Eritrean asylum seeker called police days before murder, killer at large

Police are also searching for the murderer of a second teenage girl who had been missing since last Wednesday.

Silvana Tsegai (photo credit: Courtesy)
Silvana Tsegai
(photo credit: Courtesy)
One suspect is at large and four others are in custody after two teenage girls were found dead on Monday in a pair of unrelated brutal murders that have transfixed the public.
Yara Ayub, 16, from the Arab village of Gush Halav in the Galilee, was discovered in a dumpster after having gone missing three days before. Silvana Tsegai, a 12-year-old Eritrean asylum-seeker, was found by her mother in their apartment in the Hatikva neighborhood of Tel Aviv, police said.
Police have placed a gag order on the investigation into Ayub’s case, though police said that a father and son, aged 53 and 28, were arrested in connection with the teenager’s murder. Two additional suspects, a 21-year-old youth and a 50-year-old woman were also arrested Tuesday evening, The Jerusalem Post’s sister publication Maariv reported. The Nazareth District Court extended the arrest of the original suspects for a further nine days.

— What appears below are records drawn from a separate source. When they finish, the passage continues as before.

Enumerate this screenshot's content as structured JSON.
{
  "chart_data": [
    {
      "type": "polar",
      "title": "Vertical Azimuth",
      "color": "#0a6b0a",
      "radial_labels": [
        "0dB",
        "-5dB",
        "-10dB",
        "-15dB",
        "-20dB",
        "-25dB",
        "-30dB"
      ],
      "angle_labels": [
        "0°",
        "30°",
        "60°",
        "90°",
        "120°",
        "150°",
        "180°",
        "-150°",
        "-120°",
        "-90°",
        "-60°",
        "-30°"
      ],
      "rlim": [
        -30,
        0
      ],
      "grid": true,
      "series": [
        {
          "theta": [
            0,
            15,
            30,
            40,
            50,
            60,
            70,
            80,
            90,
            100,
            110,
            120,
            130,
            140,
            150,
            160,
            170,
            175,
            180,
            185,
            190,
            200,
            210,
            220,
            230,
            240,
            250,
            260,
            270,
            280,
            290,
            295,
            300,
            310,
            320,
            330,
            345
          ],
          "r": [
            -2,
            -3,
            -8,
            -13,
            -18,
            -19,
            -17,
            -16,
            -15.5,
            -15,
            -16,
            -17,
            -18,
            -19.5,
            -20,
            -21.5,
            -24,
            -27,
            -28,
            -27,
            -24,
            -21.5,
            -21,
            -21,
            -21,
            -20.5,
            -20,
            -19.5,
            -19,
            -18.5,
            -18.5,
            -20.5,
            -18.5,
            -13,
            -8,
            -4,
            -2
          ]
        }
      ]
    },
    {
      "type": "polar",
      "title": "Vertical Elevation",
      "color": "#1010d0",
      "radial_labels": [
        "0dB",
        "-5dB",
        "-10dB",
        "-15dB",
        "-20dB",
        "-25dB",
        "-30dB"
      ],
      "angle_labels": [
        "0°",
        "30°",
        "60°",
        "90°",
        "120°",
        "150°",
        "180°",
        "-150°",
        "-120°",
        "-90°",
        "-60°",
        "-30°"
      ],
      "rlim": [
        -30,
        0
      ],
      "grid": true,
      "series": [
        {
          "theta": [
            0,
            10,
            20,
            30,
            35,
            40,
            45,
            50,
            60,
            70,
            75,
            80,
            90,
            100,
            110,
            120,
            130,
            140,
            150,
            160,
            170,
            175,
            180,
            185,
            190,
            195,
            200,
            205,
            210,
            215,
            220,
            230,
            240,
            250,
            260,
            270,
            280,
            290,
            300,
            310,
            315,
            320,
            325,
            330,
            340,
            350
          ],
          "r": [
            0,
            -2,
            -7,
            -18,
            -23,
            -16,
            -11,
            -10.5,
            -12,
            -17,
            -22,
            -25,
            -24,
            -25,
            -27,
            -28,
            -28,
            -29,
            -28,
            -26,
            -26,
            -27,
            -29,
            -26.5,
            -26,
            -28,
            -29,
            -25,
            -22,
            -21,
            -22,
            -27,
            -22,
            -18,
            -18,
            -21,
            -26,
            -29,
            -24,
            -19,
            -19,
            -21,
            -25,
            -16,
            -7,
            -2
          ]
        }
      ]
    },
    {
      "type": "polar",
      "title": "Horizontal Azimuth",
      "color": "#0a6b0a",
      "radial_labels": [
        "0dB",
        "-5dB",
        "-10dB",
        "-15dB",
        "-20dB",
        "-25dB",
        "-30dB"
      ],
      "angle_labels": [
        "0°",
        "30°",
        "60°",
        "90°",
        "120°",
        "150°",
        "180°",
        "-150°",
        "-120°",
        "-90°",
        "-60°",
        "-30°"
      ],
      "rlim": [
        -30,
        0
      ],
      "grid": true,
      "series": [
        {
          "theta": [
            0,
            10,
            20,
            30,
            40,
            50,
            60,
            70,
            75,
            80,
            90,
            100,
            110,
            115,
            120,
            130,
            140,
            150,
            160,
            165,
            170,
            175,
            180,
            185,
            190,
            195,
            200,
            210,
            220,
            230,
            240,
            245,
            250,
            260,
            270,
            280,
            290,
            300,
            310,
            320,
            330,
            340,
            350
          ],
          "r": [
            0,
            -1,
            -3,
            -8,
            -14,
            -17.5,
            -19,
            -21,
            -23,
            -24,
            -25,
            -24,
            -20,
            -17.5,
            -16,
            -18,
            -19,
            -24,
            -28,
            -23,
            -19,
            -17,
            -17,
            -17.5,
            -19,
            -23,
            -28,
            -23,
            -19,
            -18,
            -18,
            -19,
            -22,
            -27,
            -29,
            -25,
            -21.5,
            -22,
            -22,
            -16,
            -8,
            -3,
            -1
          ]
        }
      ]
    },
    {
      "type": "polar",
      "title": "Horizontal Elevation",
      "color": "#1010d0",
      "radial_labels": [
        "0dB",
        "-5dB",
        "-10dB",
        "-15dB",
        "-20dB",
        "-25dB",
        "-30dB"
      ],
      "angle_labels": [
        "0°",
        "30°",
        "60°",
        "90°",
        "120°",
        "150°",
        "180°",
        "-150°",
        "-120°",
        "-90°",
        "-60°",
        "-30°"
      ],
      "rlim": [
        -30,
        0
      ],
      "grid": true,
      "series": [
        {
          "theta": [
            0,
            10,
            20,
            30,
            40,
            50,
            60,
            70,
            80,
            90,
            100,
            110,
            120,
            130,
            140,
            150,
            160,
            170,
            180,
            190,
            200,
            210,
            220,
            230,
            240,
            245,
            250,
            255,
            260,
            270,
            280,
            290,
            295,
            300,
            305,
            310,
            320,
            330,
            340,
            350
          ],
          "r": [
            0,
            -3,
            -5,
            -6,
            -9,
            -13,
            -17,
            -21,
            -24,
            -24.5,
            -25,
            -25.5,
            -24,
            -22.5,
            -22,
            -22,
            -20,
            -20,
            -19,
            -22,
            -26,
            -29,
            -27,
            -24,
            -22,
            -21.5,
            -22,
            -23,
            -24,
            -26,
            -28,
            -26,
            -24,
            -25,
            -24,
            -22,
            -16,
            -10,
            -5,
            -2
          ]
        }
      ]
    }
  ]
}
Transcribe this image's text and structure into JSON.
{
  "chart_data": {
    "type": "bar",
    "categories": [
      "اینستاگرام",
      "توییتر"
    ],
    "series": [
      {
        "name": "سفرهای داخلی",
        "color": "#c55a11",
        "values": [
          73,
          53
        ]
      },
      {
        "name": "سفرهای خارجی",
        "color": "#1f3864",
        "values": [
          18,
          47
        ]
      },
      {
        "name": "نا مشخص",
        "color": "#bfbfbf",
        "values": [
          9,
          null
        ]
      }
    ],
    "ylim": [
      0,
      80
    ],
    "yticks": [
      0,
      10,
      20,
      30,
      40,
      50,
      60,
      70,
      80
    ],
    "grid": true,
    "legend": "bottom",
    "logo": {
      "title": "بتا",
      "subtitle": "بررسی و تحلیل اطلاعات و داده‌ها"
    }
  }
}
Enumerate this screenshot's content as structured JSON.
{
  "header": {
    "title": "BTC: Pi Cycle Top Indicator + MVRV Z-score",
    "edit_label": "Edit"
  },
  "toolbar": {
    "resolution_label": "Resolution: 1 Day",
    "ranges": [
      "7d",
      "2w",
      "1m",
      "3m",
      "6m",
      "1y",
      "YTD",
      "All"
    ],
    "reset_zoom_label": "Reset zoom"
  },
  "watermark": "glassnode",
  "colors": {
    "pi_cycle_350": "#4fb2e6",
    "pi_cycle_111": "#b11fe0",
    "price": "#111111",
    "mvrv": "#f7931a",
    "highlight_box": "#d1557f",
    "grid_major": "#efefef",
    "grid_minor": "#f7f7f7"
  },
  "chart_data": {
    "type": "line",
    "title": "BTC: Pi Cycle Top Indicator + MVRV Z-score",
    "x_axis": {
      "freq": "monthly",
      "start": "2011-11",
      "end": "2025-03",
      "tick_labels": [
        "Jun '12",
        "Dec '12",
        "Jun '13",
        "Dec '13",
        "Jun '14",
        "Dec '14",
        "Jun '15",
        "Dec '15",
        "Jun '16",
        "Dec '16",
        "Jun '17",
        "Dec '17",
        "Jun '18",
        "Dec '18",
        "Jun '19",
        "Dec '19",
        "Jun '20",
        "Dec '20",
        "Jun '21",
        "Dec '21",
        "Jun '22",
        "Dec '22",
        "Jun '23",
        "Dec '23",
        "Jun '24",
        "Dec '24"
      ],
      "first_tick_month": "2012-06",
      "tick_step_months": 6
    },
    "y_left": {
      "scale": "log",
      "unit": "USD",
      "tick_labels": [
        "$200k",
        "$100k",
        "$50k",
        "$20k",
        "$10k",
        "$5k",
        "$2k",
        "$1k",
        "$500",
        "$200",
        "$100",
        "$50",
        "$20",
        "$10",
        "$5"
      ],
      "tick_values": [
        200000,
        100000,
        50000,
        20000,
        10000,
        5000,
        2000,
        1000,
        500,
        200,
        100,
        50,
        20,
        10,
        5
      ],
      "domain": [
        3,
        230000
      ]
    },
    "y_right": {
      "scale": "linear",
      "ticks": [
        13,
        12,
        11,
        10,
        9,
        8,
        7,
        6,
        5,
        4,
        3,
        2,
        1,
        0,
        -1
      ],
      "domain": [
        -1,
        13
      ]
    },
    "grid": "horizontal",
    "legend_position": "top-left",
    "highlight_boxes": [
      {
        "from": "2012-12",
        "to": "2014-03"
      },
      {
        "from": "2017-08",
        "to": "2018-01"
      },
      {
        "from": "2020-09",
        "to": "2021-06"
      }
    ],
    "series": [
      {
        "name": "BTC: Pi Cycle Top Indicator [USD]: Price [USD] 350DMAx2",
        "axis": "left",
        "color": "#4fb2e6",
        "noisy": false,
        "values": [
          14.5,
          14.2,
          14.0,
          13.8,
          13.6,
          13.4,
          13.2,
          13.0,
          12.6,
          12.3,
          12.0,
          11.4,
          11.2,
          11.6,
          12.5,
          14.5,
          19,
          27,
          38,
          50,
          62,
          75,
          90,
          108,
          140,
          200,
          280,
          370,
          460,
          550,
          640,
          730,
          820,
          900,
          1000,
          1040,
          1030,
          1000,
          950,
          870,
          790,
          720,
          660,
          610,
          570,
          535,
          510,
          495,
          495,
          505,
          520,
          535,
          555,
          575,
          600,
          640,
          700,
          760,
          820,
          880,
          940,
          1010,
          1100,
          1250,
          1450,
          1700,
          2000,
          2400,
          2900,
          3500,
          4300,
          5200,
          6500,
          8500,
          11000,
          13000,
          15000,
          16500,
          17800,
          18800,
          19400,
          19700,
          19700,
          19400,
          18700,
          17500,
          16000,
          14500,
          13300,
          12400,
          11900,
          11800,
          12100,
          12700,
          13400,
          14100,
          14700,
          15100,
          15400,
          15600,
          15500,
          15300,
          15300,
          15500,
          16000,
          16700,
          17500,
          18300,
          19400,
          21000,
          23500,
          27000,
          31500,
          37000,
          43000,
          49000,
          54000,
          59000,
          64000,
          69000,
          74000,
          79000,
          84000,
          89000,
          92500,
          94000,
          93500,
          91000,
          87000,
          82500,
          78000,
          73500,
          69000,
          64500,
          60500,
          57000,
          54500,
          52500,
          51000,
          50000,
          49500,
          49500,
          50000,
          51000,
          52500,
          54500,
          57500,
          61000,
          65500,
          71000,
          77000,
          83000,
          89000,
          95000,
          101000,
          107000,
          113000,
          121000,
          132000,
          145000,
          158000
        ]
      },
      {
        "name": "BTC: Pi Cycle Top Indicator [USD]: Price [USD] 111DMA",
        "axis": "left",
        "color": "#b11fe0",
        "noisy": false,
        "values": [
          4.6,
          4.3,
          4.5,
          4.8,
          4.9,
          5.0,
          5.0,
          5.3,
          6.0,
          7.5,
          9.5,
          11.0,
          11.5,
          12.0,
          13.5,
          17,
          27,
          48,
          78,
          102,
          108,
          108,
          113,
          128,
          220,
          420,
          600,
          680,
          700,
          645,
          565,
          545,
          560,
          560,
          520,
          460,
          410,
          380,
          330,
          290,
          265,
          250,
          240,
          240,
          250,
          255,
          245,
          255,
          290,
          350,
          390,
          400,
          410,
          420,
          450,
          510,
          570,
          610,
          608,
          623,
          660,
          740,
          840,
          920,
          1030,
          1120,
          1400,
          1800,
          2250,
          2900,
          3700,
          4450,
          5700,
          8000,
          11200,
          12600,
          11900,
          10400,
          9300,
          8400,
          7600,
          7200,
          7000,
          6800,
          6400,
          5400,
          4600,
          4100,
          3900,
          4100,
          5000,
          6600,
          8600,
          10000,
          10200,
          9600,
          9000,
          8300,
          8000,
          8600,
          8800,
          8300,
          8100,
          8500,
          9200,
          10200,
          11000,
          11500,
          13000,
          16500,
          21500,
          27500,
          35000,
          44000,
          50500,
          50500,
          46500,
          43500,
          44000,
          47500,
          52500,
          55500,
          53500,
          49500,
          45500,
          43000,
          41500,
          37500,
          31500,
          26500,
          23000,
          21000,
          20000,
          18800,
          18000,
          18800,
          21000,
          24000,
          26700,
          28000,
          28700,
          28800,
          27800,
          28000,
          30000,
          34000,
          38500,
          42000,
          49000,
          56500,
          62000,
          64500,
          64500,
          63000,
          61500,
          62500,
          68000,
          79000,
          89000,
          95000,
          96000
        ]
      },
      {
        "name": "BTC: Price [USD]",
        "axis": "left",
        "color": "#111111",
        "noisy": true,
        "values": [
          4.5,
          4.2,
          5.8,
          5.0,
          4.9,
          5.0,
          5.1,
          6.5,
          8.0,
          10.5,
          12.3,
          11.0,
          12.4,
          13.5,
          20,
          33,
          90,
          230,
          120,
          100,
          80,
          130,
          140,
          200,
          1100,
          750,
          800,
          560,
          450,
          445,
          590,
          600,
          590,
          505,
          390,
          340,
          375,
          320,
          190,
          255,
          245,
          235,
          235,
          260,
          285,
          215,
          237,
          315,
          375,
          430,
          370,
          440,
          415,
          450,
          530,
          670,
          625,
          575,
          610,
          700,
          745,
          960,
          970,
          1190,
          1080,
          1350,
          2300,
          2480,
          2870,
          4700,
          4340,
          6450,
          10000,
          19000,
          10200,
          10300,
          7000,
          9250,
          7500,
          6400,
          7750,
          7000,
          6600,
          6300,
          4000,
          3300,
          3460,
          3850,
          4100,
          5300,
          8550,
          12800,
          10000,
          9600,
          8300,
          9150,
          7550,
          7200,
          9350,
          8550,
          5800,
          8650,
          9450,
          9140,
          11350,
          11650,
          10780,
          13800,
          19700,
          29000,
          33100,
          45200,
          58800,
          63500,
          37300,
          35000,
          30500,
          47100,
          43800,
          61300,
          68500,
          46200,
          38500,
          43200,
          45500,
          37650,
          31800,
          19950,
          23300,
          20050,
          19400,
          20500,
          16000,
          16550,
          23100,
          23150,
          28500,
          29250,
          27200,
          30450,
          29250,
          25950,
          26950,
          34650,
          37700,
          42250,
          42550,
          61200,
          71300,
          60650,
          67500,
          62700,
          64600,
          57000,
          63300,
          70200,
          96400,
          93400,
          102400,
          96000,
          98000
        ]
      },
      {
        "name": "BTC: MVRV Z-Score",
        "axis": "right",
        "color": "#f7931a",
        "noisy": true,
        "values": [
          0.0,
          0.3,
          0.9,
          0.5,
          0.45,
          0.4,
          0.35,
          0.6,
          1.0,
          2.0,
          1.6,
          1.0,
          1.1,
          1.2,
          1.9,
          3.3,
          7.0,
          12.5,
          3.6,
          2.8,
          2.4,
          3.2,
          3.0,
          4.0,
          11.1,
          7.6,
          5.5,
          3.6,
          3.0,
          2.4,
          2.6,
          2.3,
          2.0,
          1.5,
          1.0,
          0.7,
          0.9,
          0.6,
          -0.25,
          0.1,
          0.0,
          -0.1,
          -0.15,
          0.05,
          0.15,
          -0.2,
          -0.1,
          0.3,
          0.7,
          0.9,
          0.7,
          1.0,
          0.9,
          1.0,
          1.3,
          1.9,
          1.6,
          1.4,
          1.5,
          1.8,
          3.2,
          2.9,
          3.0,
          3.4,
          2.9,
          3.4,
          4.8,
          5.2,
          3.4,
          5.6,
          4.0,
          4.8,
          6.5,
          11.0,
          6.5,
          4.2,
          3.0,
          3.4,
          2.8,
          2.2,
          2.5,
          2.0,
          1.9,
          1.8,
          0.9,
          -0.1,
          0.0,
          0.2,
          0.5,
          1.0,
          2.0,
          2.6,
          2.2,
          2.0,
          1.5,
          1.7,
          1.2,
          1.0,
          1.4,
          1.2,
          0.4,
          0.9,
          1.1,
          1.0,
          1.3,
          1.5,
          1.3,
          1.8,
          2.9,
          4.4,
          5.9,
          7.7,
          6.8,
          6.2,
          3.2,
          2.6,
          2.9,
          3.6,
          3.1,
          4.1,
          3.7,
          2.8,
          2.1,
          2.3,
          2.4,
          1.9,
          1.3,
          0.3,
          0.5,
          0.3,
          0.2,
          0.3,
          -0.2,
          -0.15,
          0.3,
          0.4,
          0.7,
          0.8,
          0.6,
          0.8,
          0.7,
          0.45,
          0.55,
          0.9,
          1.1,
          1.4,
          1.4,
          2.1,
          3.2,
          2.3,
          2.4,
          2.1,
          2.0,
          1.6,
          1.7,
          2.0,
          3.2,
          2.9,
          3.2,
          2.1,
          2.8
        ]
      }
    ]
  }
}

“She was a sweet girl and had no problems,” Ayub’s uncle Saleh Mahmoud told Army Radio. “There are many rumors, but the person who did this is not connected to the family.”
The main suspect in Tsegai’s murder is the mother’s ex-boyfriend, Tesfabran Tesfatsion, also from Eritrea.
Tesfatsion’s father described him as “crazy,” KAN radio reported. Tesfatsion fled the scene, and police are in pursuit.
Tsegai and her mother were planning to leave Israel at the time of the girl’s murder, a move that Tesfatsion opposed, Ynet reported.
While police have originally claimed that Tsegai had not filed any complaints with the police leading up to the murder, a police spokesperson later announced that several days prior to her death she called to complain about Tesfatsion, who had come to the apartment to collect his belongings.
“Both in that complaint and after being questioned by officers about him, the girl stated that he never used violence against her in any way,” the statement said.
Police also asked for the public’s help in locating Tesfatsion.
The Tel Aviv municipality also released a statement denying any previous complaints by the mother or daughter. The girl’s mother was in contact with the Office for Migrant Community Assistance (Mesila) more than a year ago and was advised to file a complaint with the police; she has not been in touch since then.
Johnny, an asylum-seeker from Eritrea who knew Tsegai, told KAN News that she had called the police on Saturday, days before the murder, complaining that Tesfatsion had been threatening her for months.
“For the past two weeks the neighbors were saying that the mother was afraid” of Tesfatsion, Johnny said. “The girl told the neighbors that she did not want to go home.”
“We can no longer bear the terrible news that just keeps coming,” said the Israel Women’s Network in response to the murders. “This is an emergency that cannot be ignored. It’s time for the government to join the war for the lives of women in Israel.”